Сердцем же программы стал модуль «удовольствий и страданий». Калабину не удалось придумать самостоятельный механизм «программных удовольствий» и потому он довольствовался только уровнем страданий. В качестве поощрения «генетическая» программа снижала для «дочерней» программы уровень электрических шумов, а в качестве наказания — повышала его, распространяя на все большее число задействованных микрочипов.
Не забыл Петр Леонидович и заветы Азимова, романы которого были столь любимы им в детстве: «дочерняя» программа не может убивать людей и должна следовать его, Петра Леонидовича, указаниям. Все это было аккуратно заложено в «генетическую» программу, зашифровано мощным кодом и суровым «болевым» барьером.
Оба указанные «закона» были обречены до некоторого момента спать — до тех пор, пока категории «людей», «убийства», «указаний» и «Петра Леонидовича» не будут программой усвоены. Движущим приводом исполнения законов стала та же система поощрений и наказаний. От прямого подчинения Калабин положил отказаться, так как для мыслящей программы такое вмешательство будет «совершенно необъяснимым» и, еще чего, может в итоге вызвать системный сбой.
Петр Леонидович вполне отдавал себе отчет, что созданный им образец «генетической» программы далек от совершенства. Образно выражаясь, «заплаток», «лоскутов» и «костылей» было в нем слишком много, что не позволяло надеяться на прочность конечного продукта.
Более же всего Калабина беспокоило то, что «генетическая» программа учитывала лишь один генератор внешнего удовольствия — поглаживание небольшого сенсорного участка на корпусе с микрочипами. Крайне бедно в сравнении с человеческим организмом.
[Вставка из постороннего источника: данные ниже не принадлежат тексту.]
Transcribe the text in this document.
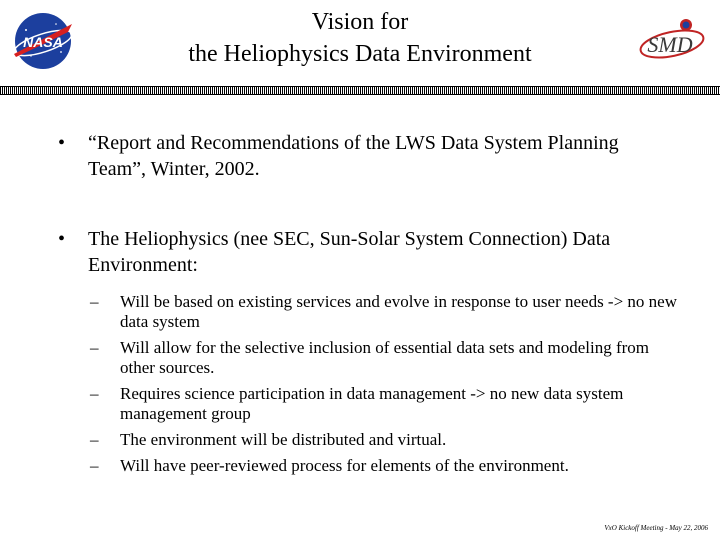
NASA
Vision for
the Heliophysics Data Environment	SMD
• “Report and Recommendations of the LWS Data System Planning Team”, Winter, 2002.
• The Heliophysics (nee SEC, Sun-Solar System Connection) Data Environment:
– Will be based on existing services and evolve in response to user needs -> no new data system
– Will allow for the selective inclusion of essential data sets and modeling from other sources.
– Requires science participation in data management -> no new data system management group
– The environment will be distributed and virtual.
– Will have peer-reviewed process for elements of the environment.
VxO Kickoff Meeting - May 22, 2006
Успокаивал он себя лишь тем, что это только первый прототип, на основе которого он уже сделает более совершенный и «генетически разнообразный» экземпляр.
Так как Петр Леонидович все больше говорил о будущей программе как о мыслящем субъекте, возникла и потребность в имени. Профессору сразу же вспомнилась Айгуль, но глядя на убогий вид «робота», он не решился дать ему это имя.
— Лилит, — сказал Петр Леонидович, питавший некоторую слабость к мифологии.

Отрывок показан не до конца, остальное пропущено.